Several years ago I traveled with a group of 30 students from central Indiana to Orlando, Florida. It was a great trip, but a few things caused me a real headache. If I knew then what I am sharing now, I could have saved myself a lot of grief.
My main concern before the trip was a student named Steve. He was a real “charmer” and a big “schemer” and I knew it. I guess I just did not know how clever he was and how clever students can be. Now I do and you can too.
Steve spent his nights in the hotel in his room. However, he was using his time to call “ladies” and ran up a phone bill of $60! There were other things he was guilty of, but that is an entirely different subject. I did learn from Steve and others and now when I travel with students, I am much wiser.
One of the first things to do when traveling with students that requires a hotel stay is to request that the phones where the students are staying are turned off. This is a common request and should be followed religiously every time you stay.

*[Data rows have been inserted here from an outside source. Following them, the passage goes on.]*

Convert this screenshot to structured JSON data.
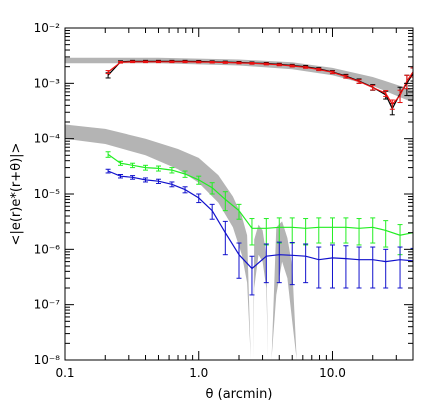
{
  "chart_data": {
    "type": "line",
    "xscale": "log",
    "yscale": "log",
    "xlim": [
      0.1,
      40
    ],
    "ylim": [
      1e-08,
      0.01
    ],
    "xlabel": "θ (arcmin)",
    "ylabel": "<|e(r)e*(r+θ)|>",
    "x_tick_labels": [
      "0.1",
      "1.0",
      "10.0"
    ],
    "y_tick_labels": [
      "10⁻⁸",
      "10⁻⁷",
      "10⁻⁶",
      "10⁻⁵",
      "10⁻⁴",
      "10⁻³",
      "10⁻²"
    ],
    "grid": false,
    "colors": {
      "red": "#ee1111",
      "black": "#000000",
      "green": "#22ee22",
      "blue": "#1111cc",
      "band": "#b4b4b4"
    },
    "bands": [
      {
        "lower": [
          [
            0.1,
            0.0023
          ],
          [
            0.5,
            0.0023
          ],
          [
            2,
            0.0021
          ],
          [
            5,
            0.0018
          ],
          [
            10,
            0.0014
          ],
          [
            20,
            0.0009
          ],
          [
            30,
            0.0006
          ],
          [
            40,
            0.00045
          ]
        ],
        "upper": [
          [
            0.1,
            0.0029
          ],
          [
            0.5,
            0.0029
          ],
          [
            2,
            0.0027
          ],
          [
            5,
            0.0024
          ],
          [
            10,
            0.0019
          ],
          [
            20,
            0.0013
          ],
          [
            30,
            0.00095
          ],
          [
            40,
            0.00075
          ]
        ]
      },
      {
        "lower": [
          [
            0.1,
            0.0001
          ],
          [
            0.2,
            8e-05
          ],
          [
            0.4,
            5e-05
          ],
          [
            0.7,
            2.8e-05
          ],
          [
            1.0,
            1.6e-05
          ],
          [
            1.4,
            7e-06
          ],
          [
            1.8,
            2.5e-06
          ],
          [
            2.1,
            8e-07
          ],
          [
            2.3,
            2.5e-07
          ],
          [
            2.45,
            1e-08
          ]
        ],
        "upper": [
          [
            0.1,
            0.00018
          ],
          [
            0.2,
            0.00015
          ],
          [
            0.4,
            0.0001
          ],
          [
            0.7,
            6.5e-05
          ],
          [
            1.0,
            4.5e-05
          ],
          [
            1.4,
            2.2e-05
          ],
          [
            1.8,
            9e-06
          ],
          [
            2.1,
            4e-06
          ],
          [
            2.3,
            1.8e-06
          ],
          [
            2.45,
            1e-08
          ]
        ]
      },
      {
        "lower": [
          [
            2.55,
            1e-08
          ],
          [
            2.6,
            2e-07
          ],
          [
            2.8,
            8e-07
          ],
          [
            3.0,
            6e-07
          ],
          [
            3.2,
            2e-07
          ],
          [
            3.3,
            1e-08
          ]
        ],
        "upper": [
          [
            2.55,
            1e-08
          ],
          [
            2.6,
            1.5e-06
          ],
          [
            2.8,
            2.8e-06
          ],
          [
            3.0,
            2.2e-06
          ],
          [
            3.2,
            8e-07
          ],
          [
            3.3,
            1e-08
          ]
        ]
      },
      {
        "lower": [
          [
            3.5,
            1e-08
          ],
          [
            3.8,
            1.5e-07
          ],
          [
            4.2,
            6e-07
          ],
          [
            4.6,
            3e-07
          ],
          [
            5.0,
            5e-08
          ],
          [
            5.4,
            1e-08
          ]
        ],
        "upper": [
          [
            3.5,
            1e-08
          ],
          [
            3.8,
            2.5e-06
          ],
          [
            4.2,
            3.2e-06
          ],
          [
            4.6,
            1.6e-06
          ],
          [
            5.0,
            5e-07
          ],
          [
            5.4,
            1e-08
          ]
        ]
      }
    ],
    "series": [
      {
        "color_key": "black",
        "x": [
          0.21,
          0.26,
          0.32,
          0.4,
          0.5,
          0.63,
          0.79,
          1.0,
          1.26,
          1.58,
          2.0,
          2.5,
          3.2,
          4.0,
          5.0,
          6.3,
          7.9,
          10,
          12.6,
          15.8,
          20,
          25,
          28,
          32,
          36,
          40
        ],
        "y": [
          0.0014,
          0.00245,
          0.0025,
          0.0025,
          0.0025,
          0.0025,
          0.0025,
          0.00248,
          0.00245,
          0.00242,
          0.00238,
          0.00233,
          0.00228,
          0.0022,
          0.0021,
          0.002,
          0.00182,
          0.0016,
          0.00135,
          0.0011,
          0.00085,
          0.00062,
          0.00035,
          0.00065,
          0.001,
          0.0015
        ],
        "err": [
          0.00015,
          0.0001,
          0.0001,
          0.0001,
          0.0001,
          0.0001,
          0.0001,
          0.0001,
          0.0001,
          0.0001,
          0.0001,
          0.0001,
          0.0001,
          0.0001,
          0.0001,
          0.0001,
          0.0001,
          0.0001,
          0.0001,
          0.0001,
          0.0001,
          0.0001,
          8e-05,
          0.0002,
          0.0004,
          0.0004
        ]
      },
      {
        "color_key": "red",
        "x": [
          0.21,
          0.26,
          0.32,
          0.4,
          0.5,
          0.63,
          0.79,
          1.0,
          1.26,
          1.58,
          2.0,
          2.5,
          3.2,
          4.0,
          5.0,
          6.3,
          7.9,
          10,
          12.6,
          15.8,
          20,
          25,
          28,
          32,
          36,
          40
        ],
        "y": [
          0.0016,
          0.0024,
          0.00245,
          0.00245,
          0.00245,
          0.00245,
          0.00245,
          0.00243,
          0.00241,
          0.00238,
          0.00234,
          0.0023,
          0.00224,
          0.00216,
          0.00206,
          0.00195,
          0.00178,
          0.00158,
          0.00132,
          0.00108,
          0.00084,
          0.00066,
          0.00042,
          0.0006,
          0.0011,
          0.0016
        ],
        "err": [
          0.0001,
          8e-05,
          8e-05,
          8e-05,
          8e-05,
          8e-05,
          8e-05,
          8e-05,
          8e-05,
          8e-05,
          8e-05,
          8e-05,
          8e-05,
          8e-05,
          8e-05,
          8e-05,
          8e-05,
          8e-05,
          8e-05,
          8e-05,
          8e-05,
          8e-05,
          8e-05,
          0.00015,
          0.0003,
          0.0003
        ]
      },
      {
        "color_key": "green",
        "x": [
          0.21,
          0.26,
          0.32,
          0.4,
          0.5,
          0.63,
          0.79,
          1.0,
          1.26,
          1.58,
          2.0,
          2.5,
          3.2,
          4.0,
          5.0,
          6.3,
          7.9,
          10,
          12.6,
          15.8,
          20,
          25,
          32,
          40
        ],
        "y": [
          5.2e-05,
          3.6e-05,
          3.3e-05,
          3e-05,
          2.9e-05,
          2.7e-05,
          2.3e-05,
          1.8e-05,
          1.3e-05,
          8e-06,
          5e-06,
          2.4e-06,
          2.4e-06,
          2.5e-06,
          2.5e-06,
          2.4e-06,
          2.5e-06,
          2.5e-06,
          2.5e-06,
          2.4e-06,
          2.5e-06,
          2.2e-06,
          1.8e-06,
          2e-06
        ],
        "err": [
          6e-06,
          3e-06,
          3e-06,
          3e-06,
          3e-06,
          3e-06,
          3e-06,
          3e-06,
          3e-06,
          3e-06,
          1.5e-06,
          1.2e-06,
          1.2e-06,
          1.2e-06,
          1.2e-06,
          1.2e-06,
          1.2e-06,
          1.2e-06,
          1.2e-06,
          1.2e-06,
          1.2e-06,
          1.1e-06,
          1e-06,
          1e-06
        ]
      },
      {
        "color_key": "blue",
        "x": [
          0.21,
          0.26,
          0.32,
          0.4,
          0.5,
          0.63,
          0.79,
          1.0,
          1.26,
          1.58,
          2.0,
          2.5,
          3.2,
          4.0,
          5.0,
          6.3,
          7.9,
          10,
          12.6,
          15.8,
          20,
          25,
          32,
          40
        ],
        "y": [
          2.6e-05,
          2.1e-05,
          2e-05,
          1.8e-05,
          1.7e-05,
          1.5e-05,
          1.2e-05,
          8.5e-06,
          5e-06,
          2e-06,
          8e-07,
          4.5e-07,
          7.5e-07,
          8e-07,
          7.8e-07,
          7.5e-07,
          6.5e-07,
          7e-07,
          6.8e-07,
          6.5e-07,
          6.5e-07,
          6e-07,
          6.5e-07,
          6.2e-07
        ],
        "err": [
          2e-06,
          1.5e-06,
          1.5e-06,
          1.5e-06,
          1.5e-06,
          1.5e-06,
          1.5e-06,
          1.5e-06,
          1.5e-06,
          1.2e-06,
          5e-07,
          3e-07,
          5e-07,
          5.5e-07,
          5.5e-07,
          5e-07,
          4.5e-07,
          5e-07,
          4.8e-07,
          4.5e-07,
          4.5e-07,
          4e-07,
          4.5e-07,
          4.2e-07
        ]
      }
    ]
  }
}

The next thing to do is to have the “pay per view” movies turned off. In today’s society there are a huge range of rules that parents use in their homes. However, very rarely do those rules allow for watching adult movies. Trust me, if there is a way for some to watch these movies (or even R-rated) they will and you may never know about it until the principal calls you in asking you about an incident you never knew about! If the hotel cannot do this, find a different place to stay.
The next thing is to make sure you and your group stays in a hotel with interior corridors and NO BALCONIES. Students will try to climb out for fun and will attempt to go from room to room regardless of how dangerous it may obviously be. Some kids will try anything! The interior corridors make it easy to monitor kids moving from room to room.
Next, make sure that if there are connecting rooms that each room has students of the same gender! I actually had one teacher tell me at our business that they “did not care” if guys and gals were in adjoining rooms because she “trusted them”. How smart was she?
Have and enforce a curfew. This is never popular but will ensure that students are as rested as possible for the next day’s activities. Plus, make sure they are not playing the TV or music beyond the curfew. Once again, not popular but effective. Without question the more structured rules that are in place, the happier everyone will be because they know what is expected-and they will respond.
A few final tips include hiring night security or a hall monitor. Most student travel companies will provide these upon request if you travel with one, however if you make your own arrangements, don’t expect the hotel to have one for you. There is an extra fee (about $23/hour) for such services but they will allow you to sleep and not sit in the halls watching the rooms. And, it will allow you to not use the old trick of “taping” the doors every night.
If your crew likes to swim, make sure that the hotel has a pool and know its capacity. Plus, most hotels DO NOT PROVIDE a lifeguard. It is important that you monitor your kids while they are in the pool. Plus, to make for an enjoyable experience for everyone, make your kids behave while in the pool area. As a parent, I have been to many hotels where student groups were being obnoxious in the pool area and my children missed out in their favorite activity!